Phase transfer-assisted indium recovery from spent liquid crystal display panels and its extension in preparing indium-based electrocatalysts for CO2 reduction

Abstract

Transforming discarded electronic devices into low-cost and high-efficiency catalysts presents a win–win approach to address the scarcity of rare resources and sustainable energy challenges. Herein, we report an effective strategy that combines an ethanol-mediated dodecylamine (DDA) phase transfer with hydrothermal methods for facilitating the facile synthesis of indium (In)-based nanomaterials from the leachates of liquid crystal display panels (LCDPs) toward high-efficiency electrochemical CO2 reduction reaction (eCO2RR).

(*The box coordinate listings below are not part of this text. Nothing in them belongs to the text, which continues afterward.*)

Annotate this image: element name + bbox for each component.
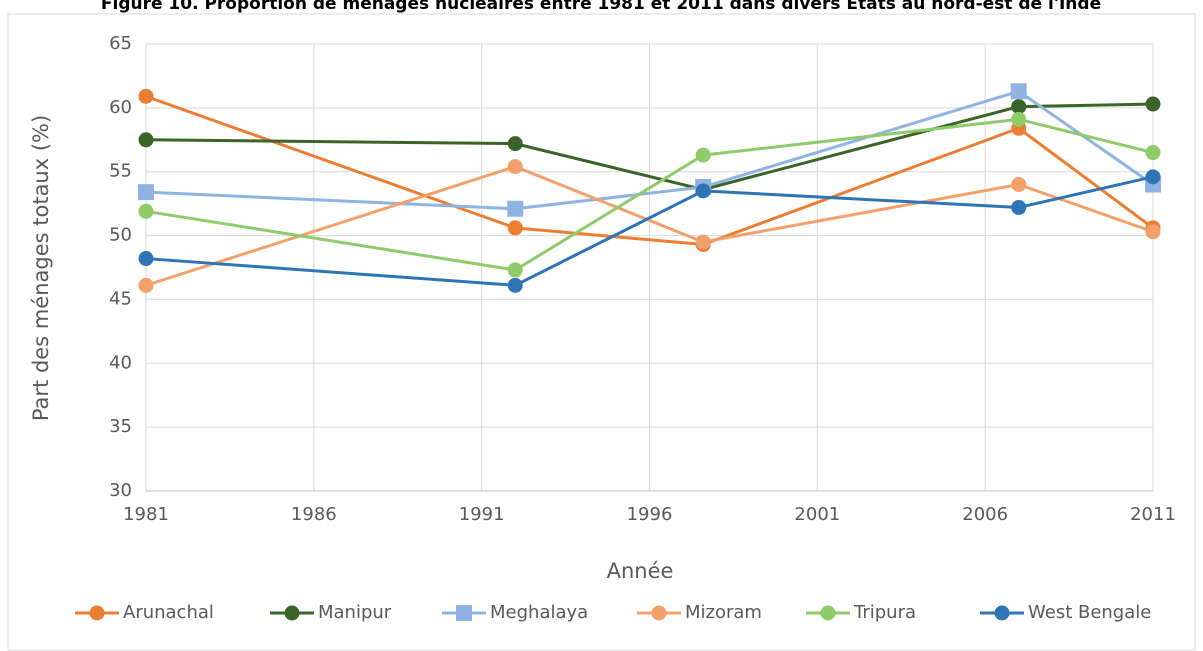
x-tick-label: 2001 [794, 504, 840, 525]
x-tick-label: 1996 [627, 504, 673, 525]
y-tick-label: 30 [109, 480, 132, 501]
legend-marker [651, 605, 667, 621]
data-point [507, 159, 523, 175]
data-point [1145, 224, 1161, 240]
x-tick-label: 2011 [1130, 504, 1176, 525]
y-tick-label: 55 [109, 161, 132, 182]
legend-label: West Bengale [1028, 602, 1151, 623]
data-point [138, 203, 154, 219]
chart-title: Figure 10. Proportion de ménages nucléai… [101, 0, 1101, 14]
legend-label: Arunachal [123, 602, 214, 623]
legend-label: Manipur [318, 602, 392, 623]
data-point [507, 262, 523, 278]
data-point [1011, 99, 1027, 115]
legend-marker [89, 605, 105, 621]
y-axis-title: Part des ménages totaux (%) [29, 115, 53, 421]
x-tick-label: 1986 [291, 504, 337, 525]
legend-label: Mizoram [685, 602, 762, 623]
legend-label: Meghalaya [490, 602, 588, 623]
data-point [1011, 111, 1027, 127]
data-point [695, 183, 711, 199]
data-point [695, 234, 711, 250]
x-tick-label: 2006 [962, 504, 1008, 525]
data-point [1145, 169, 1161, 185]
data-point [138, 251, 154, 267]
data-point [1145, 96, 1161, 112]
data-point [1145, 145, 1161, 161]
data-point [138, 132, 154, 148]
legend-marker [994, 605, 1010, 621]
legend-marker [820, 605, 836, 621]
data-point [507, 220, 523, 236]
data-point [507, 200, 524, 217]
data-point [1011, 176, 1027, 192]
data-point [138, 184, 154, 201]
y-tick-label: 45 [109, 288, 132, 309]
data-point [507, 136, 523, 152]
x-axis-title: Année [607, 559, 674, 583]
data-point [1011, 199, 1027, 215]
legend-label: Tripura [853, 602, 916, 623]
chart-frame [7, 13, 1196, 651]
y-tick-label: 40 [109, 352, 132, 373]
data-point [695, 147, 711, 163]
data-point [138, 277, 154, 293]
y-tick-label: 35 [109, 416, 132, 437]
data-point [507, 277, 523, 293]
data-point [138, 88, 154, 104]
y-tick-label: 65 [109, 33, 132, 54]
legend-marker [284, 605, 300, 621]
y-tick-label: 60 [109, 97, 132, 118]
legend-marker [456, 605, 472, 621]
data-point [1010, 83, 1027, 100]
y-tick-label: 50 [109, 225, 132, 246]
x-tick-label: 1991 [459, 504, 505, 525]
x-tick-label: 1981 [123, 504, 169, 525]
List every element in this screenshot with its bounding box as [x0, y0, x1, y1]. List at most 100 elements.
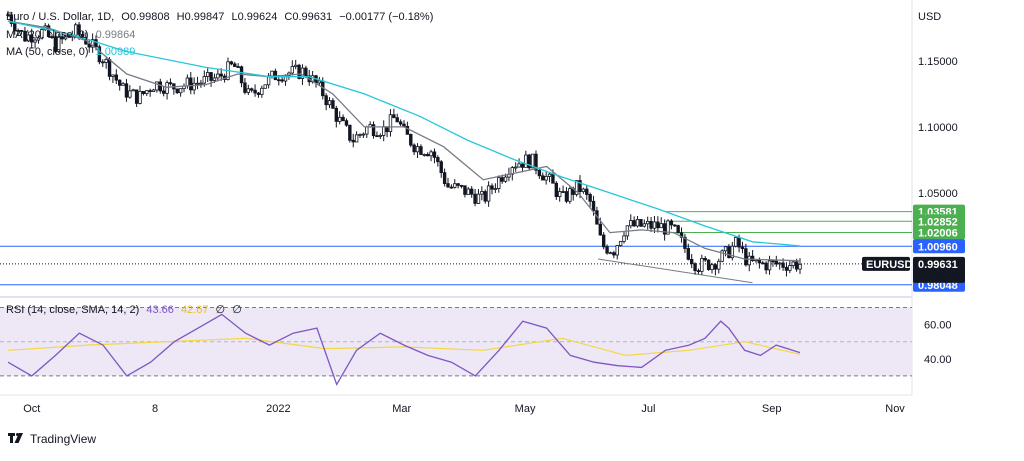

In this strategy, the rapid formation of coordinating compounds between the –NH2 group of DDA and metal ions facilitates the separation of In3+ cations from the acidic LCDPs leach solution by transferring them into an organic phase, which are then converted into InOOH nanoparticles with abundant oxygen vacancies (denoted as In-LCDPs and hereafter) through a low-temperature hydrothermal process. The eCO2RR evaluations confirm the superior electrocatalytic performance of the In-based nanoparticles produced from the LCDPs. In specific, within a broad potential range (−0.77 to −1.17 V vs RHE), the In-LCDPs show a Faradaic efficiency for formate (FEformate) of 85 %, with the highest FEformate of 90.23 % at −0.97 V vs RHE, which is comparable to the FEformate (93.8 % at −0.97 V vs RHE) of In-based catalyst prepared from pure In precursors using the same method. Further investigations reveal that the Sn and Al impurities have minimal impact on the catalytic performance of In-LCDPs, while the presence of Fe3+ impurities significantly enhance the production of hydrogen during the eCO2RR. This work might have provided a scalable pathway to transform LCDPs into value-added electrocatalysts for eCO2RR.